A scientist at Thermo Fisher Scientific loads her samples into the autosampler of an ultra-high pressure liquid chromatography system for LC-MS analysis.

Overall Productivity

According to John Daicic, Ph.D., department director for bioprocess media at GE Healthcare, the goal of chromatography media design is overall productivity, which consists of different factors depending on the resin and the unit operation. “You can gain significant productivity with capture media based on capacity and flow rate,” he says, “but you must tightly control selectivity and resolution to provide customers with productivity and robustness.”

Where capacity is the dominant productivity factor for capture resins, aggregate removal and polishing rely more on selectivity. Improving productivity for protein A resins also arises from in-process resin stability, cleanability, flow characteristics, elution properties, and lifetime cycle capabilities. “Alkali stability is also at the top of many customers’ requirements,” Dr. Daicic notes.

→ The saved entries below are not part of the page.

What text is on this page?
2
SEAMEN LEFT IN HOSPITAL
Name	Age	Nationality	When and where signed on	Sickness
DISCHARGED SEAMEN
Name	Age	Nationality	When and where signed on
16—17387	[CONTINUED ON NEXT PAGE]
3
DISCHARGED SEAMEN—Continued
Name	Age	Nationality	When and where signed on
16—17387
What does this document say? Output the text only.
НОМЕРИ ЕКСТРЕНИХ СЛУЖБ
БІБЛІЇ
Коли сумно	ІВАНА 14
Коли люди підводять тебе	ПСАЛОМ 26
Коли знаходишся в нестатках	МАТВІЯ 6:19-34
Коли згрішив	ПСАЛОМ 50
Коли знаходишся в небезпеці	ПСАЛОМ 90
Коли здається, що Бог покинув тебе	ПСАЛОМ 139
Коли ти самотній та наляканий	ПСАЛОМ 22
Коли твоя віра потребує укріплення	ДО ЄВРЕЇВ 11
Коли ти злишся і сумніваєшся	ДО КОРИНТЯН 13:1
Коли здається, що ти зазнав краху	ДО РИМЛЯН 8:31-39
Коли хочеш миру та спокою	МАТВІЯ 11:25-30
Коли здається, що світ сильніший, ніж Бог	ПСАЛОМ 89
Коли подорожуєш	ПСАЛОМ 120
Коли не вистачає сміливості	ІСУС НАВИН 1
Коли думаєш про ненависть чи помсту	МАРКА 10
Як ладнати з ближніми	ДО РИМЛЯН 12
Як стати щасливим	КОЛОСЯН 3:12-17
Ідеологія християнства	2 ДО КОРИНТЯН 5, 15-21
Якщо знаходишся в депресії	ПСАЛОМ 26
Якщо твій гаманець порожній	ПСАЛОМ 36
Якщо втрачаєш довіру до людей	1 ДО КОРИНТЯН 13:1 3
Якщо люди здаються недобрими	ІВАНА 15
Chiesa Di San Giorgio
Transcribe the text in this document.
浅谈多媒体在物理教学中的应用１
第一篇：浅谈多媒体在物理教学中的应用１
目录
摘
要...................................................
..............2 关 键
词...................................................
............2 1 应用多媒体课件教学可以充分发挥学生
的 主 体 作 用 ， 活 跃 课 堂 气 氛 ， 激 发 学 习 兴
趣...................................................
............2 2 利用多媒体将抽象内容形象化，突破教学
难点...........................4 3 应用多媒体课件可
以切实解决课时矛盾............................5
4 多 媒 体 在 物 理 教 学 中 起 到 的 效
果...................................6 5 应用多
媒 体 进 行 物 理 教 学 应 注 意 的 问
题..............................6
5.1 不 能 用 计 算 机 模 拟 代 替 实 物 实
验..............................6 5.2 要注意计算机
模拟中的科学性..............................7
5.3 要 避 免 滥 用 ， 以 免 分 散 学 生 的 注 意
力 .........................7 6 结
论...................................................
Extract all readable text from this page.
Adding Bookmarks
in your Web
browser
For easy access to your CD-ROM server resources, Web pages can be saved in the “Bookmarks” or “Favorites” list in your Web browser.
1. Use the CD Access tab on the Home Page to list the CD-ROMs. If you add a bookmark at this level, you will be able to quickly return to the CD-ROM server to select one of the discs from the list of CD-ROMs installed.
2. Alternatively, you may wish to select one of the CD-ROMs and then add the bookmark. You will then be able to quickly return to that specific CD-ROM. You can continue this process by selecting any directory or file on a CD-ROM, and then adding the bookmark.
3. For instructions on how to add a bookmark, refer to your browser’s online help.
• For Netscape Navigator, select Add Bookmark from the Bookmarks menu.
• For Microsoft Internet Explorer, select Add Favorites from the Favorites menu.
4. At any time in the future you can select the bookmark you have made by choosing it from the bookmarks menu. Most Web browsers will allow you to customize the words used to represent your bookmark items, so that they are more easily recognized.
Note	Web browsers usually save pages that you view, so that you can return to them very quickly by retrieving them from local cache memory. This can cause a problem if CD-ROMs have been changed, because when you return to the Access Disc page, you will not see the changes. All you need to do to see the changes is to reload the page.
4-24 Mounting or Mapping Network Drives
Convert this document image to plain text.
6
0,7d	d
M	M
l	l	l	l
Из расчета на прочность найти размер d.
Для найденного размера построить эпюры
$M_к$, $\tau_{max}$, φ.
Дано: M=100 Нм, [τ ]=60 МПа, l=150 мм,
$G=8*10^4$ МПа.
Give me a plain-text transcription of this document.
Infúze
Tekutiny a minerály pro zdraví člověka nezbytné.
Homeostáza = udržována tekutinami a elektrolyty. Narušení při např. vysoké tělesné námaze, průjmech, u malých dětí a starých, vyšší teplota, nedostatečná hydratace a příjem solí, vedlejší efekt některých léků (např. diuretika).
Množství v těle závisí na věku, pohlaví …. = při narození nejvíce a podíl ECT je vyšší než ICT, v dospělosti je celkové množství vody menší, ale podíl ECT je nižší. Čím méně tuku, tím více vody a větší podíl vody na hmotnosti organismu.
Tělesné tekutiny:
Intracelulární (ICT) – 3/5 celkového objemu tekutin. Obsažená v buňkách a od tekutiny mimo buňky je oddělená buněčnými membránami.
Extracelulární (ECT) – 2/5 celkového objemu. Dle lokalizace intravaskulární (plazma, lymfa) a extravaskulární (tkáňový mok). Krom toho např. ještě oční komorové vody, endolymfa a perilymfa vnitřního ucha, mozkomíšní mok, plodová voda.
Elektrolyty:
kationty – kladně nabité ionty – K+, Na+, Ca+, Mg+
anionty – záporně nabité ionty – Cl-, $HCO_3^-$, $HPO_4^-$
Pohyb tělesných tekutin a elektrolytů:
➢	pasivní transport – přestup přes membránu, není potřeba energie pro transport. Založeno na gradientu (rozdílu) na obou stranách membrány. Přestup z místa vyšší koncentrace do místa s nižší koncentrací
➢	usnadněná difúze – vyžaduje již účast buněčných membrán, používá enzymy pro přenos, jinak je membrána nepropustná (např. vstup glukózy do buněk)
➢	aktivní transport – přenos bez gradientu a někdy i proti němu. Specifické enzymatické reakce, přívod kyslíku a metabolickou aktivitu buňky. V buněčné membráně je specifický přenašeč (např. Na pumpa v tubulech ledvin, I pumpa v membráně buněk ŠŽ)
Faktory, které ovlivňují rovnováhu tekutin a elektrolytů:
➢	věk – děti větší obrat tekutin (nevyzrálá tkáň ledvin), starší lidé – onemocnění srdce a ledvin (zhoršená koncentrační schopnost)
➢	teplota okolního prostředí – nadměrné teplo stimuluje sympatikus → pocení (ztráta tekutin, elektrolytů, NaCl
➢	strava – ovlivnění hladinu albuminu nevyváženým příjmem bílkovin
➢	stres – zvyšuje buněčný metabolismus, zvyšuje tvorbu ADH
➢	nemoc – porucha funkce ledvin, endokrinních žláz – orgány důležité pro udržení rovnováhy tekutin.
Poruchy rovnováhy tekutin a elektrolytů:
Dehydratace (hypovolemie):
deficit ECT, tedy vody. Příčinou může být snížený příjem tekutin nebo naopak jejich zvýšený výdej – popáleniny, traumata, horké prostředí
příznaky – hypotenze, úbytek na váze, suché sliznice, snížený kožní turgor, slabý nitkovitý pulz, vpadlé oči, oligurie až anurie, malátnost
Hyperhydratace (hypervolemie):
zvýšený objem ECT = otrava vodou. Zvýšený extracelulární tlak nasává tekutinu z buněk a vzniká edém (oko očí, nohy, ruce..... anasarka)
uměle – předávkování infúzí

Flow properties dictate how quickly a purification can be run and, thus, determine the target protein’s column residence time. The effect of longer residence time is typically higher selectivity and capacity. Consequently, requirements for processes with shorter residence times may present challenges. Similarly, elution pH may present quality issues with certain labile proteins.
“Capacity is still up there in terms of importance,” Dr. Daicic explains, “but there are more subtle parameters to work with as well.”

Affinity Resins: A Different Story

When EMD Millipore launched tentacle-based chromatography resins 25 years ago, these products were rated at an IgG binding capacity of 100 g/L. Competitors soon followed with high-capacity media of their own. Since then, EMD Millipore has improved on its ion exchange and mixed-mode resins. GE Healthcare, Tosoh, and others have introduced refinements, too.

“Companies claimed that they had achieved capacity improvements, but in fact the capacities were comparable to previous-generation resins,” says Matthias Jöhnck, Ph.D., head of chromatography R&D at EMD Millipore. “The real difference is we can now achieve that high binding capacity at significantly higher flow rates. This was achieved by utilizing larger particle sizes combined with improved surface modifications.” As with analytical chromatography, smaller particles pack more tightly and oppose buffer flow.

Innovation in ion exchange resins, Dr., Jöhnck continues, is about engineering base beads, particle sizes, and surface chemistry. “Binding capacity,” he notes, “is important but not a dominant factor.”

Anion exchange binding capacity improvements were more palpable, compared with cation exchangers, from one generation of resins to the other. Particles also became more rigid, resulting in a doubling of column bed heights from 20 cm to 40 cm.

Like Thermo’s Chris Pohl, Dr. Jöhnck does not put much stock in theoretical capacity values. Calculated binding capacity for one of EMD Millipore’s ion exchange resins is 280 g/L, and he has achieved 250 g/L in the lab. Regardless, Dr. Jöhnck contends that such capacity figures are of “limited value” to EMD Millipore’s customers: “If you bind such quantities of protein, you will have elution issues and reduced selectivity. That is why we’re not aiming at improving binding capacity. We’re looking for higher selectivity.”

Affinity resins are a different story. These resins make a dominant contribution to downstream processing costs. The battle among producers centers on lifecycle stability and binding capacity at appropriate flow rates. This is reflected by capacities for protein A resins rising over the last 20 years from 20 g/L to 55 g/L for monoclonal antibodies.

Biochromatography resin manufacturers will continue to focus on capacity and selectivity, but not at the expense of quality and overall productivity. “There may be physico-chemical limits to resin capacities,” says GE’s John Daicic, “but we haven’t reached them yet.”